Jolly’s “pirate” reference and Starbuck’s joke obviously refer to the final Marvel Galactica story, in which Jolly posed as a pirate. The other members of the Council, seen here, are Geller, Tinia, and Anton — various members seen at times during the series.

Baltar got one of our covers this month; you can actually imagine the two covers reacting to one another. Note how putting Parrin in scenes with Baltar’s video conveys additional information about what the Okaati (allegedly) think about what he’s saying.

Like Federation commissioners in Star Trek, all the bad ideas come from the Council of Twelve!

We have a lot of hallway scenes in this arc; this one has three different conversations going at once, though we only hear one.
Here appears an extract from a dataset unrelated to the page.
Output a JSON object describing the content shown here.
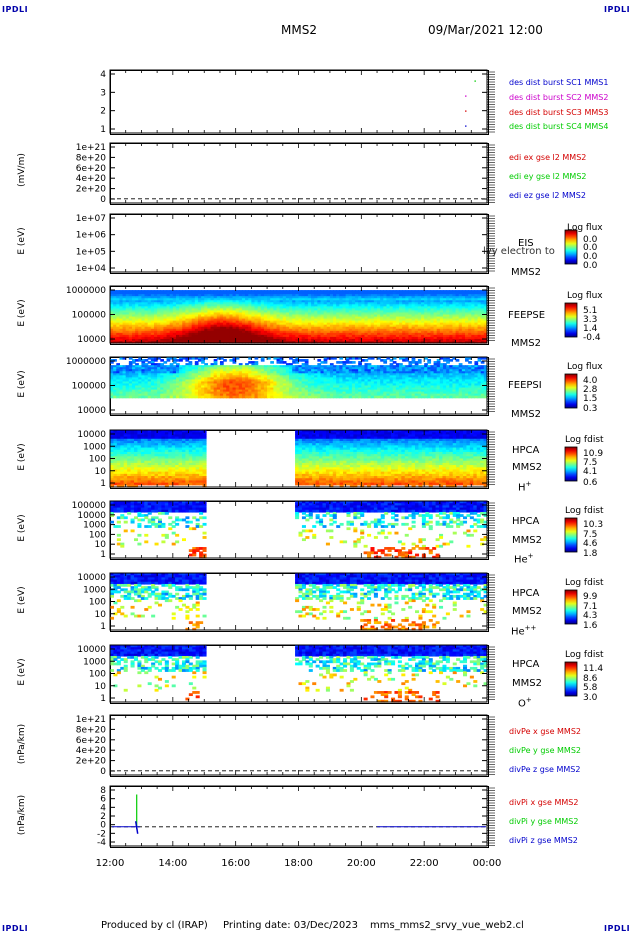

Daniel HDR’s staging is perfect and makes it seem like we know what’s being said in all of them.

The Node is dark and forbidding — which wouldn’t work if there weren’t a nebula in the background. Fortunately, that’s where our story is set!

Every prison escape in Galactica or Buck Rogers worked about the same way: an ambush when the guard opened the door/laser grid/bars. Our issue’s escape is no exception.

Thane was the name of a murderer back in “The Gun on Ice Planet Zero” in the TV series; it makes sense Apollo would ask about the name. We also get a look at Okaati in captivity here. The tour isn’t just for Apollo, but for the readers.

And now, for the party, we switch to a different artist, Marcio Fiorito. When changes are necessary for scheduling reasons or otherwise, it helps if they come between the scene breaks.

The “landing bay” thing is no joke: I couldn’t find on any models or show scenes where the shuttlebay for the Rising Star was!

A reader observed that Rigel was in the wrong color uniform in #0; that was a case where, rather than fixing it in the trade, I decided to fix it in the comic itself by making her an officer trainee. This is what I call “eating your mistakes,” as a pastry chef might: the mistake is no longer a mistake, but a story or characterization point. (And after 40 years, it’s about time the woman had a promotion!)

Now we get another way to show thrust: throwing a blur onto the exhaust. There’s no warp speed effect in Galactica, or blurring the ships themselves would be an option. I guess we could have shown a sound effect in space, given that the TV show would have done so — but we were doing it in the next panel so we got to be scientifically accurate.

We have a double-page spread on Pages 18-19 where the idea is to show almost nothing but space and the nebula, and the Galactica looking small. Note that the dialogue tracks whether you look at the full spread, or page-by-page as a digital reader would. That’s on purpose.

Finally, on the last page, the great deception is revealed. We now know why the Cylons were “chasing” the Okaati in #0. If it’s not Adama’s worst nightmare, it’s his latest!